Run this notebook: Open in Colab Open in Kaggle

Statistics – Solutions¶

Solutions demonstrating NumPy’s statistical functions for summarizing and analyzing data distributions. These cover order statistics (np.amin, np.amax, np.ptp, np.percentile), central tendency and dispersion (np.mean, np.median, np.std, np.var, np.average), correlation analysis (np.cov, np.corrcoef, np.correlate), and histogram computation (np.histogram, np.histogram2d, np.bincount, np.digitize). Together they form the foundation of exploratory data analysis and feature engineering in machine learning.

__author__ = "kyubyong. kbpark.linguist@gmail.com"

import numpy as np

np.__version__

Order Statistics¶

Solutions using np.amin(), np.amax(), np.ptp() (peak-to-peak, i.e., range), and np.percentile() to extract positional summaries from data. The axis and keepdims parameters control whether aggregation collapses the entire array or operates along a specific dimension – a pattern shared across nearly all NumPy reduction functions.

Q1. Return the minimum value of x along the second axis.

x = np.arange(4).reshape((2, 2))
print("x=\n", x)
print("ans=\n", np.amin(x, 1))

Q2. Return the maximum value of x along the second axis.

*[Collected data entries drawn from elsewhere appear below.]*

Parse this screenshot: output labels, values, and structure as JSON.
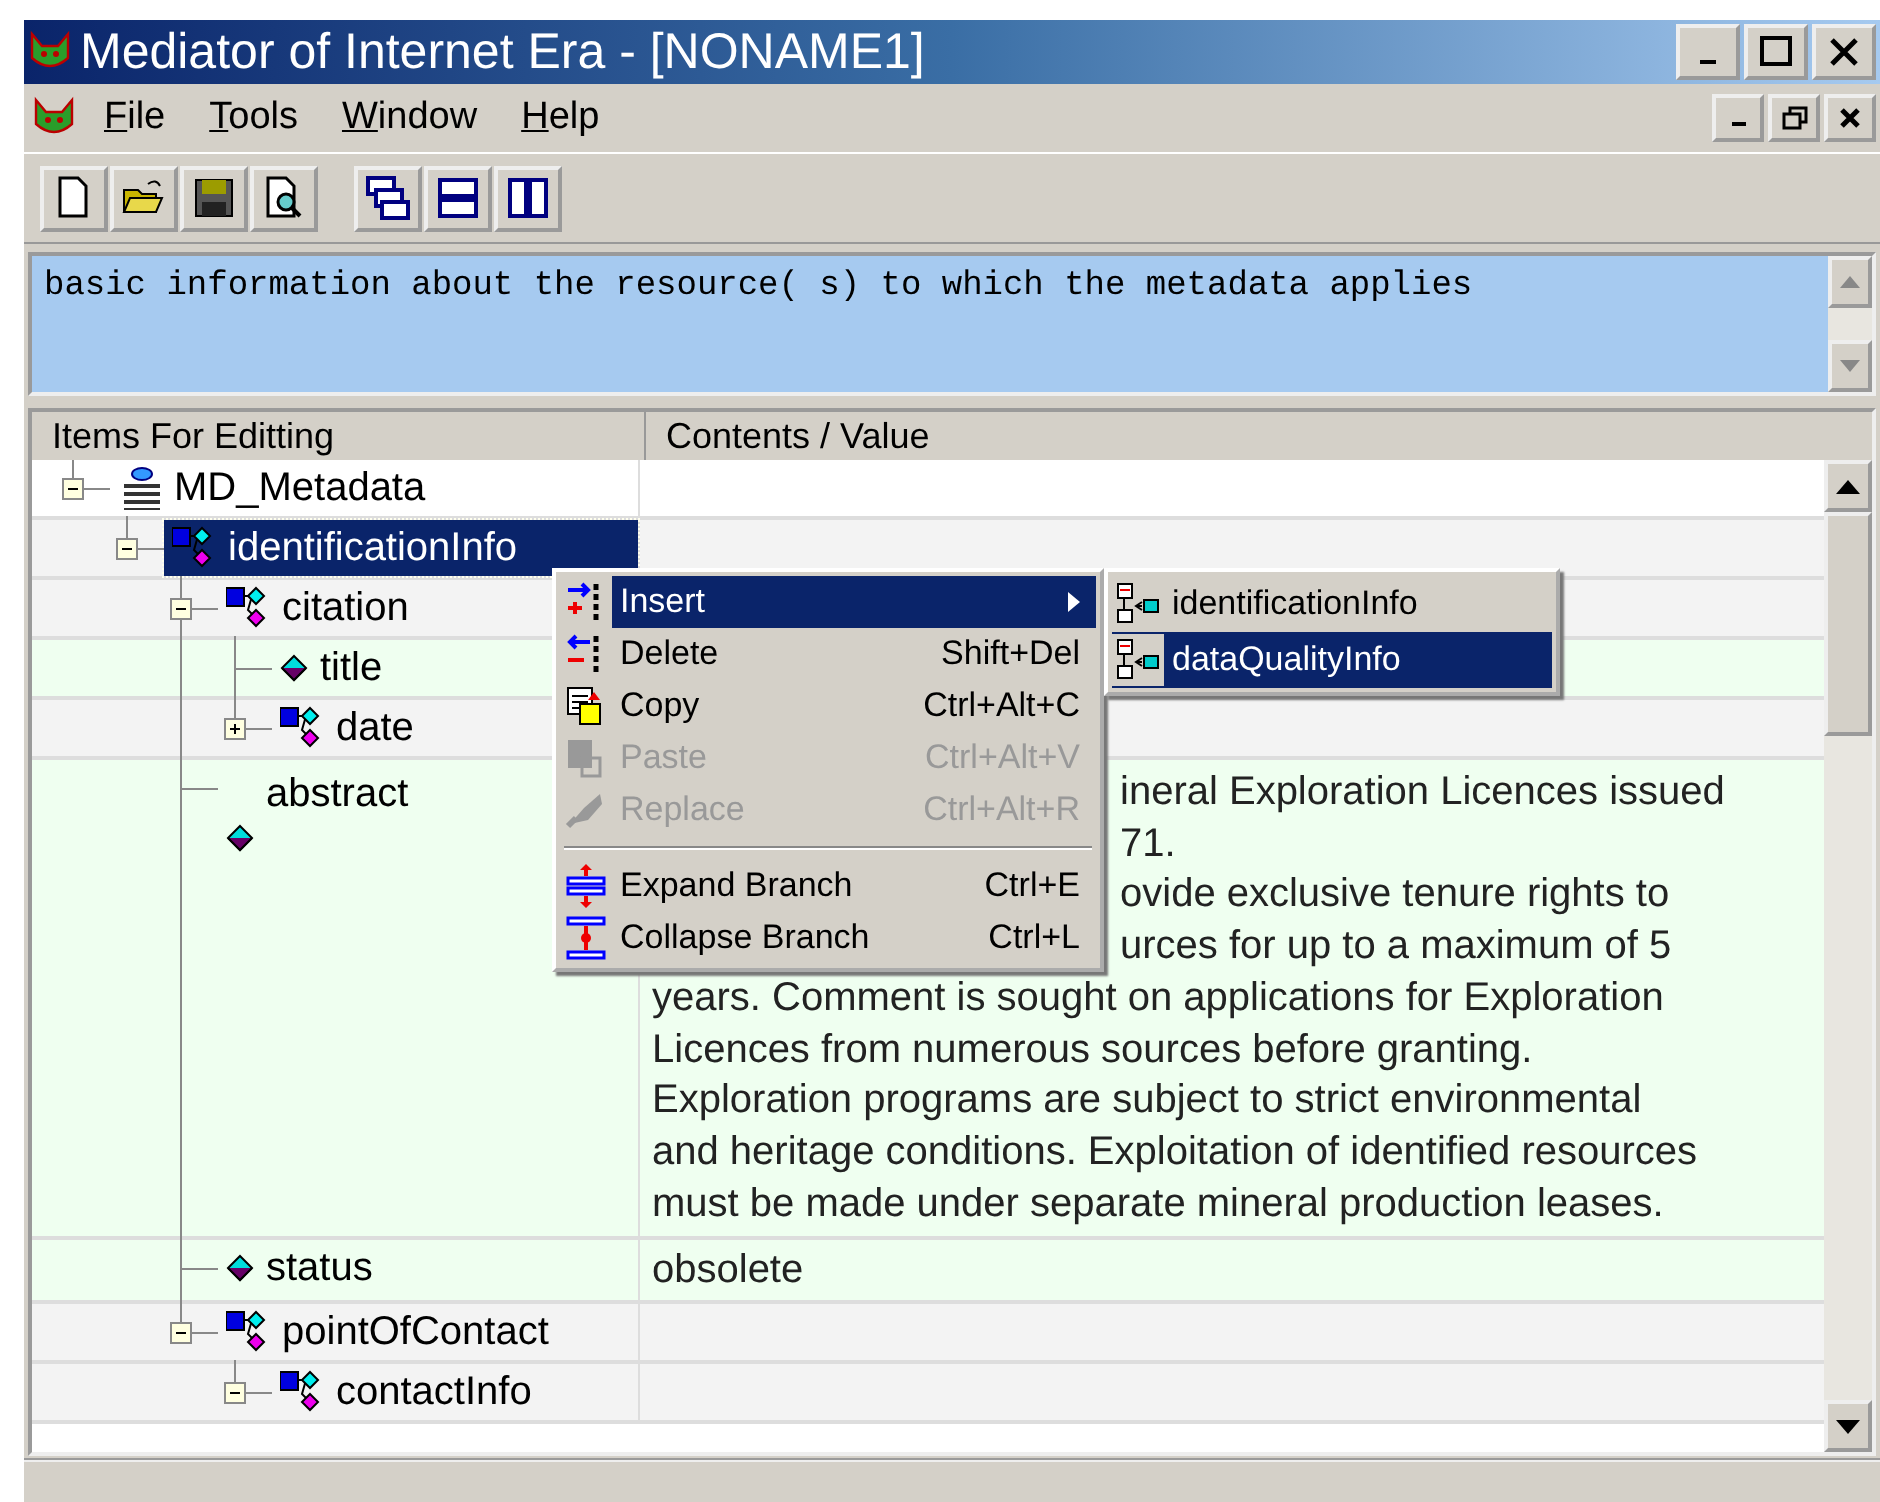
{
  "window": {
    "title": "Mediator of Internet Era - [NONAME1]"
  },
  "menu_bar": [
    {
      "label": "File"
    },
    {
      "label": "Tools"
    },
    {
      "label": "Window"
    },
    {
      "label": "Help"
    }
  ],
  "toolbar": {
    "groups": [
      [
        {
          "kind": "new"
        },
        {
          "kind": "open"
        },
        {
          "kind": "save"
        },
        {
          "kind": "preview"
        }
      ],
      [
        {
          "kind": "cascade"
        },
        {
          "kind": "tile-horizontal"
        },
        {
          "kind": "tile-vertical"
        }
      ]
    ]
  },
  "description": {
    "value": "basic information about the resource( s) to which the metadata applies"
  },
  "tree": {
    "columns": [
      "Items For Editting",
      "Contents / Value"
    ],
    "nodes": [
      {
        "label": "MD_Metadata",
        "kind": "root",
        "expanded": true,
        "selected": false,
        "children": [
          {
            "label": "identificationInfo",
            "kind": "branch",
            "expanded": true,
            "selected": true,
            "children": [
              {
                "label": "citation",
                "kind": "branch",
                "expanded": true,
                "selected": false,
                "children": [
                  {
                    "label": "title",
                    "kind": "leaf",
                    "selected": false
                  },
                  {
                    "label": "date",
                    "kind": "branch",
                    "expanded": false,
                    "selected": false
                  }
                ]
              },
              {
                "label": "abstract",
                "kind": "leaf",
                "selected": false,
                "value_lines": [
                  {
                    "text": "ineral Exploration Licences issued",
                    "partial": true
                  },
                  {
                    "text": "71.",
                    "partial": true
                  },
                  {
                    "text": "ovide exclusive tenure rights to",
                    "partial": true
                  },
                  {
                    "text": "urces for up to a maximum of 5",
                    "partial": true
                  },
                  {
                    "text": "years. Comment is sought on applications for Exploration",
                    "partial": false
                  },
                  {
                    "text": "Licences from numerous sources before granting.",
                    "partial": false
                  },
                  {
                    "text": "Exploration programs are subject to strict environmental",
                    "partial": false
                  },
                  {
                    "text": "and heritage conditions. Exploitation of identified resources",
                    "partial": false
                  },
                  {
                    "text": "must be made under separate mineral production leases.",
                    "partial": false
                  }
                ]
              },
              {
                "label": "status",
                "kind": "leaf",
                "selected": false,
                "value": "obsolete"
              },
              {
                "label": "pointOfContact",
                "kind": "branch",
                "expanded": true,
                "selected": false,
                "children": [
                  {
                    "label": "contactInfo",
                    "kind": "branch",
                    "expanded": true,
                    "selected": false
                  }
                ]
              }
            ]
          }
        ]
      }
    ]
  },
  "context_menu": {
    "items": [
      {
        "kind": "insert",
        "label": "Insert",
        "submenu": true,
        "selected": true,
        "disabled": false
      },
      {
        "kind": "delete",
        "label": "Delete",
        "shortcut": "Shift+Del",
        "selected": false,
        "disabled": false
      },
      {
        "kind": "copy",
        "label": "Copy",
        "shortcut": "Ctrl+Alt+C",
        "selected": false,
        "disabled": false
      },
      {
        "kind": "paste",
        "label": "Paste",
        "shortcut": "Ctrl+Alt+V",
        "selected": false,
        "disabled": true
      },
      {
        "kind": "replace",
        "label": "Replace",
        "shortcut": "Ctrl+Alt+R",
        "selected": false,
        "disabled": true
      },
      {
        "kind": "separator"
      },
      {
        "kind": "expand",
        "label": "Expand Branch",
        "shortcut": "Ctrl+E",
        "selected": false,
        "disabled": false
      },
      {
        "kind": "collapse",
        "label": "Collapse Branch",
        "shortcut": "Ctrl+L",
        "selected": false,
        "disabled": false
      }
    ]
  },
  "submenu": {
    "items": [
      {
        "label": "identificationInfo",
        "selected": false
      },
      {
        "label": "dataQualityInfo",
        "selected": true
      }
    ]
  }
}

Reduce the second axis to the dimension with size one.

x = np.arange(4).reshape((2, 2))
print("x=\n", x)
print("ans=\n", np.amax(x, 1, keepdims=True))

Q3. Calcuate the difference between the maximum and the minimum of x along the second axis.

x = np.arange(10).reshape((2, 5))
print("x=\n", x)

out1 = np.ptp(x, 1)
out2 = np.amax(x, 1) - np.amin(x, 1)
assert np.allclose(out1, out2)
print("ans=\n", out1)

Q4. Compute the 75th percentile of x along the second axis.

x = np.arange(1, 11).reshape((2, 5))
print("x=\n", x)

print("ans=\n", np.percentile(x, 75, 1))

Averages and Variances¶

Solutions using np.mean(), np.median(), np.average() (with optional weights), np.std(), and np.var() for measuring central tendency and spread. Note that np.average() supports a weights parameter for computing weighted means – useful when samples have different importance, such as class-imbalanced datasets or time-decayed observations.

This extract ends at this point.